Sul versante opposto, il conservartore Jan Zahradil ha interpretato al meglio il suo ruolo di unico candidato della destra sovranista presente al dibattito: ultraliberale su tutti i temi economici (lasciare la tassazione agli Stati, e l’economia ai mercati) ha prospettato un riequilibrio all’interno dell’Ue che la porti a ‘fare meno e meglio’, restituendo ai Paesi membri una parte dei troppi poteri oggi in mano alla Commissione, che deve smettere di ‘dare lezioni ai governi’. Zahradil ha propugnato insomma un’Europa ‘ridimensionata, flessibile e decentrata’ che non imponga nuove politiche ma si limiti a sostenere le politiche nazionali.

Zarhadil, inoltre, è stato l’unico a non sostenere l’obiettivo proposto dall’attuale Commissione europea di arrivare alla ‘neutralità carbonica’ (ridurre a zero le emissioni nette di CO2) nell’Ue entro il 2050, mentre Weber, pur accettando ‘l’obiettivo comune’ della decarbonizzazione, ha avvertito che comunque sarà necessario perseguirlo con gradualità e attenzione alla ‘sostenibilità’ per l’economia, per non danneggiare le imprese (soprattutto l’industria automobilistica) e per preservare i posti di lavoro.

Gli ‘Spitzenkandidaten’, in teoria, sono candidati alla presidenza della futura Commissione europea. La maggioranza del Parlamento europeo, guidata dal Ppe, vorrebbe dal Consiglio europeo (il vertice dei capi di Stato e di governo) la garanzia della designazione ‘automatica’ a candidato presidente della Commissione dello ‘spitzenkanidat’ capace di ottenere la maggioranza del consenso della nuova Assemblea appena eletta. Ma una buona parte dello stesso Consiglio europeo, con il presidente francese Emmanuel Macron in testa, non intende rinunciare al proprio potere di designazione autonomo, che è una prerogativa prevista chiaramente dal Trattato Ue.

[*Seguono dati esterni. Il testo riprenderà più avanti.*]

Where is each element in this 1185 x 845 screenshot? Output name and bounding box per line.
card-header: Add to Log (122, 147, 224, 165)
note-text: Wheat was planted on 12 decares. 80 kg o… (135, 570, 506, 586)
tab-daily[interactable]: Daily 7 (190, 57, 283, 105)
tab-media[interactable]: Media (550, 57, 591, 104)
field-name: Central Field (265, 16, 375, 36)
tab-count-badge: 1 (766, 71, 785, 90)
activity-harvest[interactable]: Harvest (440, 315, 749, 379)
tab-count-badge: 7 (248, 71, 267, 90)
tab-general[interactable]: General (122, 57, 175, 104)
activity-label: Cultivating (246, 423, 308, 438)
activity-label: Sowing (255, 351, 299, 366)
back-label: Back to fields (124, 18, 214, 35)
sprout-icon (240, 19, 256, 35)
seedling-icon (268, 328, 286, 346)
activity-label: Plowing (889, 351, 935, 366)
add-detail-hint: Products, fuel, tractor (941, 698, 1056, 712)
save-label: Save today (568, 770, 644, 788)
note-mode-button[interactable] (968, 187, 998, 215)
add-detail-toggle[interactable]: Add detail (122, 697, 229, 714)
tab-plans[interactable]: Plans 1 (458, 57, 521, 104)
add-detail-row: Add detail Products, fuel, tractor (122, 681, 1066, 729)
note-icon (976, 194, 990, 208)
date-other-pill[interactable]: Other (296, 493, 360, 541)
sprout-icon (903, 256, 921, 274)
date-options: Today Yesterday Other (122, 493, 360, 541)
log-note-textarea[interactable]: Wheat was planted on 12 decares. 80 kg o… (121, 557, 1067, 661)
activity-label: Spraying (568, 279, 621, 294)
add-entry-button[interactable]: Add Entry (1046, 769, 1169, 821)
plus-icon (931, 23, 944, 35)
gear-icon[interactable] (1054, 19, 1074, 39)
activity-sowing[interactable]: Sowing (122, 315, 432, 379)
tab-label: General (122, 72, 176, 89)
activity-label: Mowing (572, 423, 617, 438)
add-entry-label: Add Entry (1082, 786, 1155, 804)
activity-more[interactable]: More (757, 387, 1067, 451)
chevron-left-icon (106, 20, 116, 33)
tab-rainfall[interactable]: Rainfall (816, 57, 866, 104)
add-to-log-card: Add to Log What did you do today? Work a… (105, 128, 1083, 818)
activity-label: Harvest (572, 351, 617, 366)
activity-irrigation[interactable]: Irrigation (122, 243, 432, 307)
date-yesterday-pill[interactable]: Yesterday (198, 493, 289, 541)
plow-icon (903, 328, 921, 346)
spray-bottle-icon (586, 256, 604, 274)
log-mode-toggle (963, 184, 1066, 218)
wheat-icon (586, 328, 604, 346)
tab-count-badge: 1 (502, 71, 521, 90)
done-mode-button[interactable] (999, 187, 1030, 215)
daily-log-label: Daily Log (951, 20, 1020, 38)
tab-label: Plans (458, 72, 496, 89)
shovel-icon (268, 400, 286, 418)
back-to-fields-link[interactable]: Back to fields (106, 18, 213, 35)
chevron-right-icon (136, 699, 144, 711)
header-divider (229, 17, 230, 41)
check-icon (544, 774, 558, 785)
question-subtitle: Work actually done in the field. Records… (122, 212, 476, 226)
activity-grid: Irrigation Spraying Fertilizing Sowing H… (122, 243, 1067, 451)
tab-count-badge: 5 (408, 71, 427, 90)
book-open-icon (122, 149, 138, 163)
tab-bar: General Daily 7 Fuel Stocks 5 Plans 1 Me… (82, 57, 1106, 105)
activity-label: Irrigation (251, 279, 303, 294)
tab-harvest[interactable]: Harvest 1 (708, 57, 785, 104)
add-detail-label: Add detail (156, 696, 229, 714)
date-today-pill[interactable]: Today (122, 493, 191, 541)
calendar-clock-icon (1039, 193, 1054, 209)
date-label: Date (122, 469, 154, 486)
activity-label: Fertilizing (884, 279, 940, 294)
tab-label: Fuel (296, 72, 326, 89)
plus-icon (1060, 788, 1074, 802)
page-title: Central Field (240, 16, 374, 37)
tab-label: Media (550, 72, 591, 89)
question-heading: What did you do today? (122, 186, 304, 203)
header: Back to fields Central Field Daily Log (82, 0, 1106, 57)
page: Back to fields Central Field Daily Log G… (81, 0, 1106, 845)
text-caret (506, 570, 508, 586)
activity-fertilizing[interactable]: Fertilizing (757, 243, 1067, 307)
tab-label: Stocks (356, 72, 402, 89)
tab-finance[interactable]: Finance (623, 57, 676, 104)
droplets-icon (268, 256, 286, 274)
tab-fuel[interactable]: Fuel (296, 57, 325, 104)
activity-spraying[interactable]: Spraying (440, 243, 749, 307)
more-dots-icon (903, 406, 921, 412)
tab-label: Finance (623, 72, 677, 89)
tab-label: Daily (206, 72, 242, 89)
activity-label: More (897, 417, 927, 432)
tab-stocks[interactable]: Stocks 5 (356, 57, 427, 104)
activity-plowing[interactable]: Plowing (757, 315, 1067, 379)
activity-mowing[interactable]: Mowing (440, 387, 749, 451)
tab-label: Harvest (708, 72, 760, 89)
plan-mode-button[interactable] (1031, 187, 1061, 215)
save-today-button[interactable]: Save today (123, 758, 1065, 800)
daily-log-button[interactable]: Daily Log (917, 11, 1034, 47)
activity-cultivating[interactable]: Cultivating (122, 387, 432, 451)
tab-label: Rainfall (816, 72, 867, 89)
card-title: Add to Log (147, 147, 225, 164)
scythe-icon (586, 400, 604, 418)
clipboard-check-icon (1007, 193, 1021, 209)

Il fatto che la volta scorsa, cinque anni fa, sia stato effettivamente designato e poi eletto come presidente della Commissione il capolista del Ppe Jean-Claude Juncker, che aveva l’appoggio della maggioranza del Parlamento europeo, non significa, per una buona parte dei capi di Stato e di governo, che questa volta debba ripetersi quel meccanismo.

E’ piuttosto probabile, dunque, che nessuno dei ‘candidati’ presenti al dibattito di ieri sera verrà poi davvero designato dal Consiglio europeo, e poi eletto dall’Europarlamento, per succedere a Juncker alla presidenza della Commissione.